Now, we want to get the policy in exact, complete, understandable, up-to-date, maintainable and machine-executable form. How realistic is that?
Is it still easy?
The Way Out
Realistically, we cannot hope to have complete policy in ready-to-use form. The knowledge of policy is distributed among many people in the organization. Everybody knows a bit, and most of them are acting in accord with the policy. Together they all have a "collective knowledge" of the policy. We can use that.

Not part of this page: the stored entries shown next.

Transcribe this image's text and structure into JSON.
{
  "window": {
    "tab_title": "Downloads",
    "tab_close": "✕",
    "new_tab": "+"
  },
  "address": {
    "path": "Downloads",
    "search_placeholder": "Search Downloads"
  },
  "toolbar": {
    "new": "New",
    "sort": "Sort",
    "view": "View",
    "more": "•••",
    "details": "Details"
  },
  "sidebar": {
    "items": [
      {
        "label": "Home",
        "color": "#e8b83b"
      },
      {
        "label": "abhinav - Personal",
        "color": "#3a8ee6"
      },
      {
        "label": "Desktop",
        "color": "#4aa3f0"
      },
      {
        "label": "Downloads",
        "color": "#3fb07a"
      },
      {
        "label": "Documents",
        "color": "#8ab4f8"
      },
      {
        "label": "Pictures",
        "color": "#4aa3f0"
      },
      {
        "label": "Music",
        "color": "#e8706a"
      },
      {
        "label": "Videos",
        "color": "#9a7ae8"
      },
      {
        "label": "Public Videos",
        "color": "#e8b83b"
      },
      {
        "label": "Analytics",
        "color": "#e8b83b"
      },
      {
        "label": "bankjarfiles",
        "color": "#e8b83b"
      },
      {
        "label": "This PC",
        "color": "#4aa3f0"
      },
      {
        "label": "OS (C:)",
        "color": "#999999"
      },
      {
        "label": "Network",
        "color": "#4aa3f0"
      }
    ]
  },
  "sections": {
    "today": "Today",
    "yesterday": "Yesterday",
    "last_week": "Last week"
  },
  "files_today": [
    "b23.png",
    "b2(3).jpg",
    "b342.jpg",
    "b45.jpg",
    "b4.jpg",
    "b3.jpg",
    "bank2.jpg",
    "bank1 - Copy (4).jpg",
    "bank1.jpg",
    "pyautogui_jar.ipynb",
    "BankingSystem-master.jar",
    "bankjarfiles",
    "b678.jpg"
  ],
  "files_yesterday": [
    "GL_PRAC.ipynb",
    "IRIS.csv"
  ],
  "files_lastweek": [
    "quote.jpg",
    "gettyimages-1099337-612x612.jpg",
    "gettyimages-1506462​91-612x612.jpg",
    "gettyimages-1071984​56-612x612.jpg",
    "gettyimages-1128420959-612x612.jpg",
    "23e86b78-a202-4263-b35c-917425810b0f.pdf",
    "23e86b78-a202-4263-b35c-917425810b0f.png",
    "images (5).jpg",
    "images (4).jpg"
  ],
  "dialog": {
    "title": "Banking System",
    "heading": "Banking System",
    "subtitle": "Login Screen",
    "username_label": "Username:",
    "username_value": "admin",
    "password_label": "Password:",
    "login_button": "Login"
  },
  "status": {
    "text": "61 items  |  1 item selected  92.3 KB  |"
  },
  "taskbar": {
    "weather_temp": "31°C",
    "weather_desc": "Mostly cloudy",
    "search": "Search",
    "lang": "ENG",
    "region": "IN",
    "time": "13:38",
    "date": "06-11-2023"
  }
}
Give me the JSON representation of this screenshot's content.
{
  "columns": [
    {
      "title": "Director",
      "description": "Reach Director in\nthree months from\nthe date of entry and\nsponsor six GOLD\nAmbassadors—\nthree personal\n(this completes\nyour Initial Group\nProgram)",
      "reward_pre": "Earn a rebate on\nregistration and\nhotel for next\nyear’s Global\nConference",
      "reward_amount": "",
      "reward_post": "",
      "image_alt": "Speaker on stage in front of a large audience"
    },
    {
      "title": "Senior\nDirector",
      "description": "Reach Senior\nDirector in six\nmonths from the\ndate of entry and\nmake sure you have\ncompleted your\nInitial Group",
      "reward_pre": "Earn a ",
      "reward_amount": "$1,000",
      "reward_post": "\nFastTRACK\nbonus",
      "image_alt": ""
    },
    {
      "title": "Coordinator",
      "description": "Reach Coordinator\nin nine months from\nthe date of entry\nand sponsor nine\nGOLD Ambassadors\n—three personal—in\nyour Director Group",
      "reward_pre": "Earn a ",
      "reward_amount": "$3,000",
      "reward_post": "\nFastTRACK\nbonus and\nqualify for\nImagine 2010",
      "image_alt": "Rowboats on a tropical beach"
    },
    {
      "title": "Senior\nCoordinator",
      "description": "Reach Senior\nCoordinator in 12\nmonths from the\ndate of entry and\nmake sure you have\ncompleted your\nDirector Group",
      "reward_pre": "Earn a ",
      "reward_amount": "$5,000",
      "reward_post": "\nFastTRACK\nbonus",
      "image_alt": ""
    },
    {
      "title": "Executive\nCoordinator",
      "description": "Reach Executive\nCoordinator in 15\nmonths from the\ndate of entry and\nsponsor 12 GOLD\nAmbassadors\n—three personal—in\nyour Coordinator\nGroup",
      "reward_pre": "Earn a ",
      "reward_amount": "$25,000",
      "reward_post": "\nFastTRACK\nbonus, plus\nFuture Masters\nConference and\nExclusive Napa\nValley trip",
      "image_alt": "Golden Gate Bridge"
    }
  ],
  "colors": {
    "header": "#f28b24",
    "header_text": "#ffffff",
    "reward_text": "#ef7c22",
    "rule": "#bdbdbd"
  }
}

One way would be to go out and ask all these people. They will tell us the pieces, we will analyze them, combine them, codify them, refine them … and we will have a policy! It will take years of hard work, but it is certainly worth the effort. When we are finally done, we can celebrate our success - by discarding our results. The results would be useless by then, as the policy was changed in the meantime. This is not a good way. We need something faster, something smarter.
We have existing data, we can mine the information. It is good chance that we have managed privileges using groups and roles all this time. We may have cumbersome, yet working RBAC system in place. We have current group membership and role assignment data. As long as our organization works properly, we can safely assume that majority of the roles were assigned according to policy. We can use this information to mine the policy, to determine what the policy actually is. Of course, it is only approximate technique. Current access is most likely over-provisioned, the policy is not applied in a perfectly consistent way and so on. However, mining can give us practical approximations to start from. Mined policy can be incrementally refined, reviewed and optimized. It is better to have a practical approximate approach than to rely on exact yet infeasible method. Done is better than perfect.